I have been using JCUBLAS cublasDsyrk to multiply a matrix with it’s transpose, and generate an upper traingular matrix. I.e. XtX.

I actually want to calculate XtDX where D is a diagonal matrix. I need to calculate (and factorise) this matrix multiple times, with the same X and changing D. This is a standard part of Newton Raphson solution of logistic regression equations.

I couldn;t find anything in BLAS to do this. So I guess I have to code it myself. Any pointers? Dimension of D is about 100x100, dimension of X is 100,000 x 100. Factorisation I’m not bothered with , it is very fast, but constructing the matrix is a big bottleneck (don’t believe all those people saying factorising is the bottleneck).

Should I start with a raw matrix multiply and go from there? I have done no CUDA programming. Obviously CUBLAS is optimised, but would a basic implementation be much slower?

I’ve found a suitable answer - construct a sqrt(D) diagonal matrix and then construct sqrt(D)X and apply syrk. seems to give the same answers as my origial pure Java, after a bit of fiddling.

@NigelEssence Good that you managed to solve this. I noticed this thread earlier, but wasn’t sure how to respond. The topic is rather specific (and after naively throwing „Newton Raphson CUBLAS“ into google, I wasn’t sure whether the actual question wasn’t more of a mathematical/conceptual nature - I’m not necessarily familiar with all possible application cases of CUBLAS :wink: ). Mind to add some details about how you are computing the square root, or maybe some performance insights?
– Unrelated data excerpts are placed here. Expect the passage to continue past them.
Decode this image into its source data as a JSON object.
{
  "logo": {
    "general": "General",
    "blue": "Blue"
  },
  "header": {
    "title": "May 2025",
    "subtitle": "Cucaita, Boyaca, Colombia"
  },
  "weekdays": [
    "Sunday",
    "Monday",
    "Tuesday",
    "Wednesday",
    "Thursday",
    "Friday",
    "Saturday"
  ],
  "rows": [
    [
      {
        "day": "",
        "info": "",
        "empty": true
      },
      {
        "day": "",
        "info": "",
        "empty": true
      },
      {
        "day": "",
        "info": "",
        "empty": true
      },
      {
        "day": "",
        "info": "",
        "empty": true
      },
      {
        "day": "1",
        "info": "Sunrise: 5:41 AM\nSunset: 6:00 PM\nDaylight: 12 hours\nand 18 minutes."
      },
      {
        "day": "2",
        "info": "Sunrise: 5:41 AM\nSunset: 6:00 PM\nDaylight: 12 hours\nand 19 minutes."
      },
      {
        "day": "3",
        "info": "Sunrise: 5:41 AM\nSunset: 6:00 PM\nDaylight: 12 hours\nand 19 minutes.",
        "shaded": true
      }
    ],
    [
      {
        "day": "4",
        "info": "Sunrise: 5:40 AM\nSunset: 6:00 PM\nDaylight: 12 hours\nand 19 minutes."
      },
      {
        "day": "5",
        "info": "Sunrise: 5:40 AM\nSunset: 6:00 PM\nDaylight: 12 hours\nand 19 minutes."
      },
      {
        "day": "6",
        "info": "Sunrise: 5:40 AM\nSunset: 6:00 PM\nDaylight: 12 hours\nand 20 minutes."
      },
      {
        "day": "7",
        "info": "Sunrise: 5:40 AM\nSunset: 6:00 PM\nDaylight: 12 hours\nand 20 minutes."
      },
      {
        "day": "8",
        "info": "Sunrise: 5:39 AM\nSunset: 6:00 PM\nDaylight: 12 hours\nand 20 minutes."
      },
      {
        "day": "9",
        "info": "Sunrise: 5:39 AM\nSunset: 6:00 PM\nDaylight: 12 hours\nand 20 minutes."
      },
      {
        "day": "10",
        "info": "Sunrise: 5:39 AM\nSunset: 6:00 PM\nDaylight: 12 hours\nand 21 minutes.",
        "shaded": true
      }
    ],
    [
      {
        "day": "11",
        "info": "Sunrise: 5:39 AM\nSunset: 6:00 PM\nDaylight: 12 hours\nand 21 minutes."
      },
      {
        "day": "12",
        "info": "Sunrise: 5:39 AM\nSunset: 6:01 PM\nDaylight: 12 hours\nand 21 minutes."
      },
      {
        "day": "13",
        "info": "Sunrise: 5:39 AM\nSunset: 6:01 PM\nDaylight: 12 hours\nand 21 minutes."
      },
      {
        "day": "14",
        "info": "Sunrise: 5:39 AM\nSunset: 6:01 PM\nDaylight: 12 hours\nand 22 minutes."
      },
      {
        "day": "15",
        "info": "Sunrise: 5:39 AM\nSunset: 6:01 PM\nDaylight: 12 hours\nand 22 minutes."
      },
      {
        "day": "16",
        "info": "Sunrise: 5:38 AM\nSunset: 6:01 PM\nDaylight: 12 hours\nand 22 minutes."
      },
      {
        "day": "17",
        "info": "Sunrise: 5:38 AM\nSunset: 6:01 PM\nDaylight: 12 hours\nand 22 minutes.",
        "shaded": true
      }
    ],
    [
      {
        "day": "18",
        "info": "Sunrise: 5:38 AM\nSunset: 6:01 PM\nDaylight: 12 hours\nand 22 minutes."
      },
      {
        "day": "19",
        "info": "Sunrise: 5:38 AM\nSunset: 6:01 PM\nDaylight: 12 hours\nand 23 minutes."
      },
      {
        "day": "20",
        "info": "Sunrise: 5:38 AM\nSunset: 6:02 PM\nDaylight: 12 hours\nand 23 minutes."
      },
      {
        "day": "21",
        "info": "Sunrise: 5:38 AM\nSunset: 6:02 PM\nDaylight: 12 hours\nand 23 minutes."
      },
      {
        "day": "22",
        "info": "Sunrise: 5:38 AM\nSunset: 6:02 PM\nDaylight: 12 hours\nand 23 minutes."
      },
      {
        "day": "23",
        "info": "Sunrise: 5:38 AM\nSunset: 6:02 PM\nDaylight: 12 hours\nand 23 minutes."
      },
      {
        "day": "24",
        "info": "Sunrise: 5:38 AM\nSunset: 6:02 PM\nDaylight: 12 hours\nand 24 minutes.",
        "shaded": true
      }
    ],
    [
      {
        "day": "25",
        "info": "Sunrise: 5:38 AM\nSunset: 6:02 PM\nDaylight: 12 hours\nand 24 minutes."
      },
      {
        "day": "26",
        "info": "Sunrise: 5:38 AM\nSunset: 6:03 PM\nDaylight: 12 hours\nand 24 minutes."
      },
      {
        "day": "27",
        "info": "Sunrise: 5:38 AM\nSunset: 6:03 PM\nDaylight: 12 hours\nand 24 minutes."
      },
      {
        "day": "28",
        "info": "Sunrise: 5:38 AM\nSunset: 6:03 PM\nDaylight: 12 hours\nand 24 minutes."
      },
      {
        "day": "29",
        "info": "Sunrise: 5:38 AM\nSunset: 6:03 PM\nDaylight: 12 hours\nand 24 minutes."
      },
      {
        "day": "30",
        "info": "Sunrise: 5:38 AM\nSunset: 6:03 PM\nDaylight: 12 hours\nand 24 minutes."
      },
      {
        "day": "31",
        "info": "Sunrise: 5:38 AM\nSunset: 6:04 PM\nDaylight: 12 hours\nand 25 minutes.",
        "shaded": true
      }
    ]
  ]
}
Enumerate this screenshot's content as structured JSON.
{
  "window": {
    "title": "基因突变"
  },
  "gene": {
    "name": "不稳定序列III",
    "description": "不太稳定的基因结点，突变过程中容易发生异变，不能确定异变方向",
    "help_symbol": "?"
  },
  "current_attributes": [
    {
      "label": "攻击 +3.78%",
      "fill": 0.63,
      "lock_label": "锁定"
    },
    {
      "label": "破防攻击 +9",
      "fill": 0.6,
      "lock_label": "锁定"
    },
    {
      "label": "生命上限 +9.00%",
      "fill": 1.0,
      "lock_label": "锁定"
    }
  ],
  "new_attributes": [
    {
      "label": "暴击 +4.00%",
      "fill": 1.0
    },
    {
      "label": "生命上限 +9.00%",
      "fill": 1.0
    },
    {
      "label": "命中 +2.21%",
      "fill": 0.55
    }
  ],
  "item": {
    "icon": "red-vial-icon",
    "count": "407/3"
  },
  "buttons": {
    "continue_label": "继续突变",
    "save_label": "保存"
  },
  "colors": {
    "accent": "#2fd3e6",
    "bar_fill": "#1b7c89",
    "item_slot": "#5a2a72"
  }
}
If you look up CUDA and logistic regression, you should be able to find various research papers. The problem occurs when you have large data sets (in my case > 100,000) but fewer variables (e.g. 50). So creating the Hessian completely dominates every thing else. Java is fine for the other parts. You have to create the Hessian very many times also in my algorithm - maybe 100,000.

I tested out JCuda a couple of years ago, my problems didn’t find a use for it, they were too small, but now I am getting speedup of about 3 on this problem.

In principle it would probably go faster if there was special CUDA code, as the X matrix doesn’t change, only the diagonal D matrix. But I will leave that problem to the younguns!

HI, how are you?

Recently, I have been using ALGLIB for some calculation, especially for large sparse matrix. And I wanna do AT multiply A. But there is no such interface found in ALGLIB.

Could you please help m? Thank you…

If you’re talking about ALGLIB , then this is in no way related to JCuda or JCublas…